A clean source of atomic carbon can be obtained based on the thermal decomposition of tantalum carbide. In the developed source, carbon is loaded into a thin-walled tantalum tube. After being sealed, it is heated by direct electric current. The solvated carbon atoms diffuse to the outer surface of the tube and, when the temperature rises, the evaporation of atomic carbon from the surface of the tantalum tube is observed. The source provides purely carbon atoms without presence of any additional species.

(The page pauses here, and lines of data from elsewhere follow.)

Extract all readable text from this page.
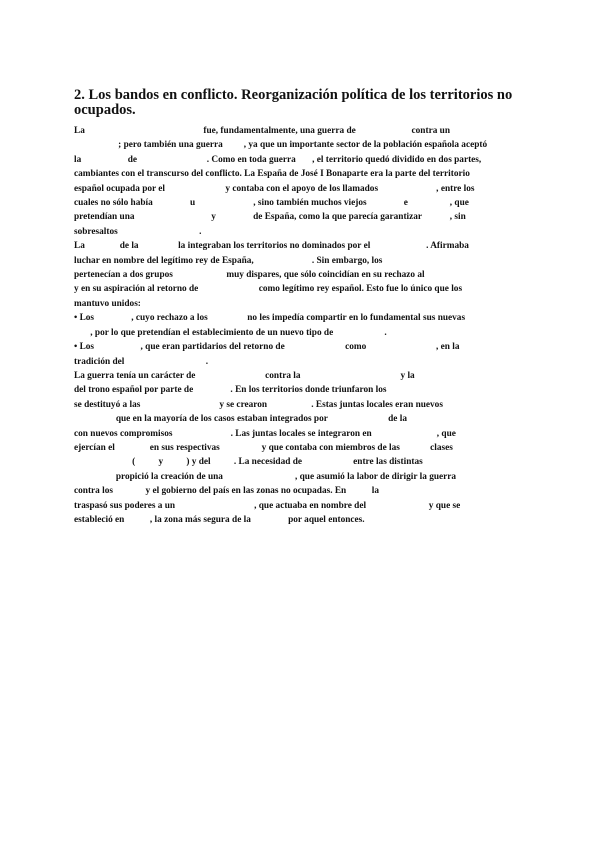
2. Los bandos en conflicto. Reorganización política de los territorios no
ocupados.
La                                                   fue, fundamentalmente, una guerra de                        contra un
; pero también una guerra         , ya que un importante sector de la población española aceptó
la                    de                              . Como en toda guerra       , el territorio quedó dividido en dos partes,
cambiantes con el transcurso del conflicto. La España de José I Bonaparte era la parte del territorio
español ocupada por el                          y contaba con el apoyo de los llamados                         , entre los
cuales no sólo había                u                         , sino también muchos viejos                e                  , que
pretendían una                                 y                de España, como la que parecía garantizar            , sin
sobresaltos                                   .
La               de la                 la integraban los territorios no dominados por el                        . Afirmaba
luchar en nombre del legítimo rey de España,                         . Sin embargo, los
pertenecían a dos grupos                       muy dispares, que sólo coincidían en su rechazo al
y en su aspiración al retorno de                          como legítimo rey español. Esto fue lo único que los
mantuvo unidos:
• Los                , cuyo rechazo a los                 no les impedía compartir en lo fundamental sus nuevas
, por lo que pretendían el establecimiento de un nuevo tipo de                      .
• Los                    , que eran partidarios del retorno de                          como                              , en la
tradición del                                   .
La guerra tenía un carácter de                              contra la                                           y la
del trono español por parte de                . En los territorios donde triunfaron los
se destituyó a las                                  y se crearon                   . Estas juntas locales eran nuevos
que en la mayoría de los casos estaban integrados por                          de la
con nuevos compromisos                         . Las juntas locales se integraron en                            , que
ejercían el               en sus respectivas                  y que contaba con miembros de las             clases
(          y          ) y del          . La necesidad de                      entre las distintas
propició la creación de una                               , que asumió la labor de dirigir la guerra
contra los              y el gobierno del país en las zonas no ocupadas. En           la
traspasó sus poderes a un                                  , que actuaba en nombre del                           y que se
estableció en           , la zona más segura de la                por aquel entonces.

=== Carbon suboxide decarbonylation ===

Atomic carbon can be produced by carbon suboxide decarbonylation. In this process, carbon suboxide decomposes to produce atomic carbon and carbon monoxide according to the equation:
C_{3}O_{2} → 2 CO + [C]
The process involves dicarbon monoxide as an intermediate, and occurs in two steps. Photolytic far ultraviolet radiation is needed for both decarbonylations.
1. OCCCO → [CCO] + CO
2. [CCO] → CO + [C]

== Uses ==

Normally, a sample of atomic carbon exists as a mixture of excited states in addition to the ground-state in thermodynamic equilibrium. Each state contributes differently to the reaction mechanisms that can take place. A simple test used to determine which state is involved is to make use of the diagnostic reaction of the triplet state with O_{2}, if the reaction yield is unchanged it indicates that the singlet state is involved. The diradical ground-state normally undergoes abstraction reactions. Atomic carbon has been used to generate "true" carbenes by the abstraction of oxygen atoms from carbonyl groups:

 R_{2}C=O + :C: → R_{2}C: + CO

Carbenes formed in this way will exhibit true carbenic behaviour. Carbenes prepared by other methods such as diazo compounds, might exhibit properties better attributed to the diazo compound used to make the carbene (which mimic carbene behaviour), rather than to the carbene itself. This is important from a mechanistic understanding of true carbene behaviour perspective.

== Reactions ==

As atomic carbon is an electron-deficient species, it spontaneously autopolymerises in its pure form, or converts to an adduct upon treatment with a Lewis acid or base. Oxidation of atomic carbon gives carbon monoxide, whereas reduction gives λ^{2}-methane.
Non-metals, including oxygen, strongly attack atomic carbon, forming divalent carbon compounds:
2 [C] + O_{2} → 2 CO

Atomic carbon is highly reactive; most reactions are very exothermic. They are generally carried out in the gas phase at liquid nitrogen temperatures (77 K). Typical reactions with organic compounds include:
- Insertion into a C−H bond in alkanes to form a carbene
- Deoxygenation of carbonyl groups in ketones and aldehydes to form a carbene, 2-butanone forming 2-butanylidene.
- Insertion into carbon−carbon double bonds to form a cyclopropylidene which undergoes ring-opening, a simple example being insertion into an alkene to form a cumulene.

With water insertion into the O−H bond forms the carbene, H−C−OH that rearranges to formaldehyde, HCHO.